In the ‘analysis’ section, we briefly examine the phenomenon of high-rise buildings in general, with definitions of high-rise, with references and high-rise advisory notes from other countries and cities, and with a theoretical framework on the perception of high-rise, the concepts of scale break and change of scale, the quality of high-rise and a taxonomy of different high-building types.

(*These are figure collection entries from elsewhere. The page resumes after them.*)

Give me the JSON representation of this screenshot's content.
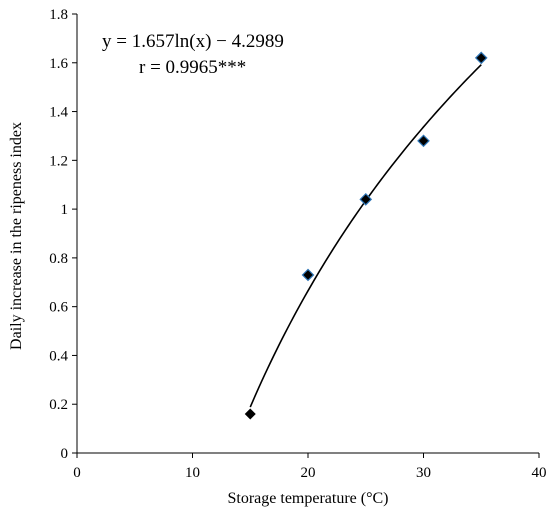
{
  "chart_data": {
    "type": "scatter",
    "xlabel": "Storage temperature (°C)",
    "ylabel": "Daily increase in the ripeness index",
    "xlim": [
      0,
      40
    ],
    "ylim": [
      0,
      1.8
    ],
    "x_ticks": [
      "0",
      "10",
      "20",
      "30",
      "40"
    ],
    "y_ticks": [
      "0",
      "0.2",
      "0.4",
      "0.6",
      "0.8",
      "1",
      "1.2",
      "1.4",
      "1.6",
      "1.8"
    ],
    "grid": false,
    "legend": "none",
    "series": [
      {
        "x": [
          15,
          20,
          25,
          30,
          35
        ],
        "y": [
          0.16,
          0.73,
          1.04,
          1.28,
          1.62
        ],
        "marker": "diamond",
        "color": "#000000",
        "edge_color": "#2E75B6"
      }
    ],
    "trendline": {
      "type": "logarithmic",
      "coefficients": {
        "a": 1.657,
        "b": -4.2989
      },
      "x_range": [
        15,
        35
      ],
      "color": "#000000"
    },
    "annotations": {
      "equation": "y = 1.657ln(x) − 4.2989",
      "correlation": "r = 0.9965***"
    }
  }
}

Next, the Ghent context is examined, through a description of its high-rise history through the centuries until the modern times, through a photographic analysis of the Ghent skyline, through a setting of Ghent’s high-rise in international perspective, through an assessment on the relation high-rise – density of available urban green, through an analysis of the existing regulations in Ghent, through a suggestion of what ‘high-rise’ today and tomorrow in Ghent can mean, through some case studies of existing or planned high-rise, through a number of interviews with key witnesses, each of them in one way or another connected to Ghent, high-rise, architecture or urban planning.
In the ‘advice’ section, the study assesses the volume of high-rise to be expected in Ghent in the coming decades, although part of them has already been planned, and the spatial and policy actors that may affect those projects. Subsequently, a number of areas where high-rise is more likely or desirable have been identified. Finally, based on all these, Ghent is invited to make choices and to define a high-rise policy.
The elements that will allow the implementation of this high-rise policy are handed in the proposal for further research: the use of tools for the evaluation of quality, the creation of a proactive policy frame promoting quality and the conduct of a communication and awareness policy.